Upaya dan proses itu ditempuh adalah untuk menghindari kemungkinan pelanggaran adat dan agama. Dalam tradisi masyarakat Sasak, laki-perempuan yang akil-balik, saling pandang pun pantang, apalagi kontak fisik. Karenanya, dalam masa pacaran pun dikenal istilah subandar sebagai mediator kedua pihak
Menurut adat suku sasak ada beberapa cara perkawinan, yaitu perondongan (perjodohan), kawin lamar ( mepadik lamar) dan selarian ( merarik). Dalam tradisi Selarian Merarik, mempelai wanita dibawa lari. Merarik merupakan cara pernikahan yang paling sering digunakan oleh masyakarat Suku Sasak, karena dianggap paling terhormat. Merarik adalah proses menculik gadis yang hendak dinikahi dengan alasan menjaga kehormatan gadis. Untuk menculiknya, dicari hari dan bulan baik. Gadis yang diculik tersebut tidak dibawa pulang ke rumah calon suaminya, tetapi ditempatkan di rumah kerabat calon suaminya.

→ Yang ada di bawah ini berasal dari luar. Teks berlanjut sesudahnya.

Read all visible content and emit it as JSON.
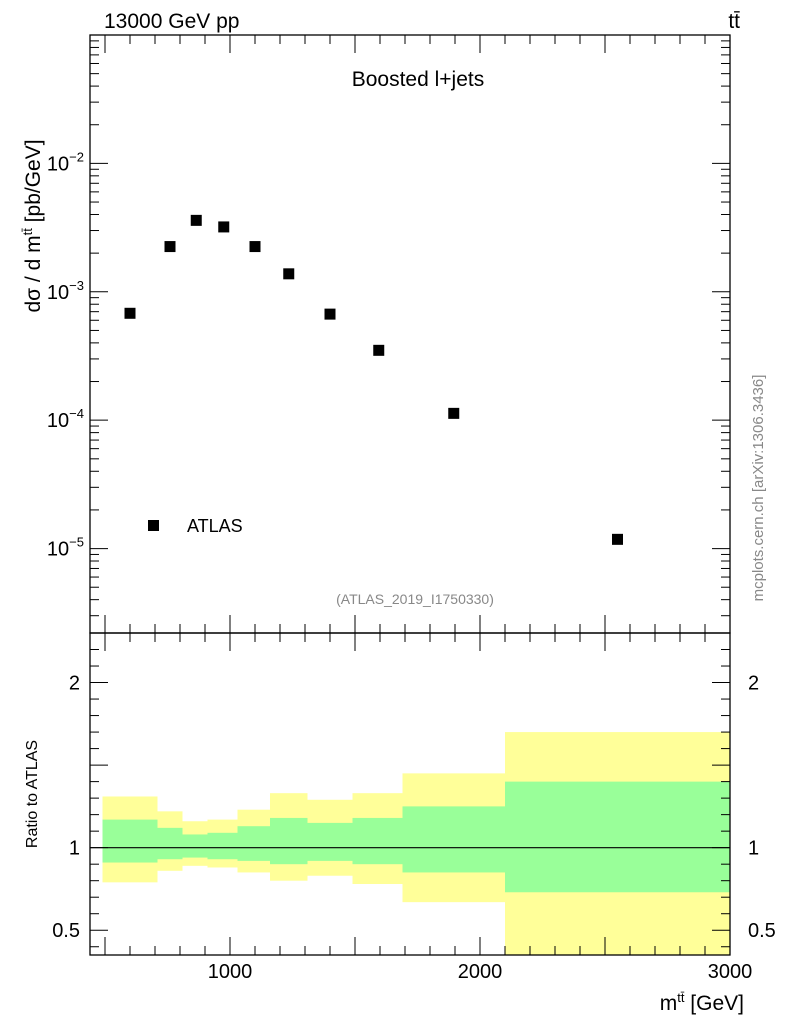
{
  "header": {
    "energy_label": "13000 GeV pp",
    "process_label": "tt̄"
  },
  "watermarks": {
    "side": "mcplots.cern.ch [arXiv:1306.3436]",
    "analysis": "(ATLAS_2019_I1750330)"
  },
  "chart_data": [
    {
      "type": "scatter",
      "title": "Boosted l+jets",
      "ylabel": "dσ / d mtt̄ [pb/GeV]",
      "ylabel_parts": {
        "main": "dσ / d m",
        "sup": "tt̄",
        "unit": " [pb/GeV]"
      },
      "yscale": "log",
      "ylim": [
        2.2e-06,
        0.1
      ],
      "xlim": [
        440,
        3000
      ],
      "y_ticks": [
        {
          "value": 0.01,
          "base": "10",
          "exp": "−2"
        },
        {
          "value": 0.001,
          "base": "10",
          "exp": "−3"
        },
        {
          "value": 0.0001,
          "base": "10",
          "exp": "−4"
        },
        {
          "value": 1e-05,
          "base": "10",
          "exp": "−5"
        }
      ],
      "legend": {
        "label": "ATLAS",
        "placement": "bottom-left"
      },
      "series": [
        {
          "name": "ATLAS",
          "x": [
            600,
            760,
            865,
            975,
            1100,
            1235,
            1400,
            1595,
            1895,
            2550
          ],
          "y": [
            0.00068,
            0.00225,
            0.0036,
            0.0032,
            0.00225,
            0.00138,
            0.00067,
            0.00035,
            0.000113,
            1.18e-05
          ]
        }
      ]
    },
    {
      "type": "area",
      "ylabel": "Ratio to ATLAS",
      "xlabel": "mtt̄ [GeV]",
      "xlabel_parts": {
        "main": "m",
        "sup": "tt̄",
        "unit": " [GeV]"
      },
      "xlim": [
        440,
        3000
      ],
      "ylim": [
        0.35,
        2.3
      ],
      "x_ticks": [
        1000,
        2000,
        3000
      ],
      "y_ticks_left": [
        0.5,
        1,
        2
      ],
      "y_ticks_right": [
        0.5,
        1,
        2
      ],
      "reference": 1,
      "bins": [
        {
          "lo": 490,
          "hi": 710,
          "inner_lo": 0.91,
          "inner_hi": 1.17,
          "outer_lo": 0.79,
          "outer_hi": 1.31
        },
        {
          "lo": 710,
          "hi": 810,
          "inner_lo": 0.93,
          "inner_hi": 1.12,
          "outer_lo": 0.86,
          "outer_hi": 1.22
        },
        {
          "lo": 810,
          "hi": 910,
          "inner_lo": 0.94,
          "inner_hi": 1.08,
          "outer_lo": 0.89,
          "outer_hi": 1.16
        },
        {
          "lo": 910,
          "hi": 1030,
          "inner_lo": 0.93,
          "inner_hi": 1.09,
          "outer_lo": 0.88,
          "outer_hi": 1.17
        },
        {
          "lo": 1030,
          "hi": 1160,
          "inner_lo": 0.92,
          "inner_hi": 1.13,
          "outer_lo": 0.85,
          "outer_hi": 1.23
        },
        {
          "lo": 1160,
          "hi": 1310,
          "inner_lo": 0.9,
          "inner_hi": 1.18,
          "outer_lo": 0.8,
          "outer_hi": 1.33
        },
        {
          "lo": 1310,
          "hi": 1490,
          "inner_lo": 0.92,
          "inner_hi": 1.15,
          "outer_lo": 0.83,
          "outer_hi": 1.29
        },
        {
          "lo": 1490,
          "hi": 1690,
          "inner_lo": 0.9,
          "inner_hi": 1.18,
          "outer_lo": 0.78,
          "outer_hi": 1.33
        },
        {
          "lo": 1690,
          "hi": 2100,
          "inner_lo": 0.85,
          "inner_hi": 1.25,
          "outer_lo": 0.67,
          "outer_hi": 1.45
        },
        {
          "lo": 2100,
          "hi": 3000,
          "inner_lo": 0.73,
          "inner_hi": 1.4,
          "outer_lo": 0.35,
          "outer_hi": 1.7
        }
      ]
    }
  ]
}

Dari pihak keluarga gadis yang merasa kehilangan, mereka melaporkan kepada kepala kampung atau kepala desa, proses ini disebut mesejati. Pihak lelaki memberi kabar atau nyelabar pada keluarga gadis bahwa anak gadisnya kawin lari. Urusan ini telah menjadi urusan desa, maka kepala desa mempelai laki-laki akan turun tangan memberitahu kepala desa pihak wanita, yang selanjutnya disampaikan kepada keluarga mempelai wanita.
Bagi penduduk beragama islam yang memasuki Waktu Telu, yaitu waktu dimana calon pengantin tidak boleh saling bertemu dan berbicara, kini diusahakan agar mereka bisa saling bicara untuk membicarakan pernikahannya. Caranya, mempelai pria mengirim utusan kepada pihak orang tua mempelai wanita untuk minta izin menobat rapah kedua mempelai. Ia akan memberikan 9 buah uang kepeng kepada utusannya dan selanjutnya uang itu digunakan menjadi selawat ketika kedua mempelai ditaubat rapah.
Kedua mempelai kemudian akan berwudu dihadapan kiyai sambil mengikrarkan pengakuannya kepada Allah dan Rasul-Nya, merekapun mengaku bertaubat sejak itu. Dengan berakhirnya ucapan taubat, mereka boleh berbicara lagi akan tetapi mereka masih tetap belum boleh berkumpul. Bersamaan dengan nyelabar, dikirim pula satu utusan yang dipimpin oleh seorang penghulu, selanjutnya dilaksanakanlah pernikahan secara Islam dengan akad nikah bagi kedua mempelai.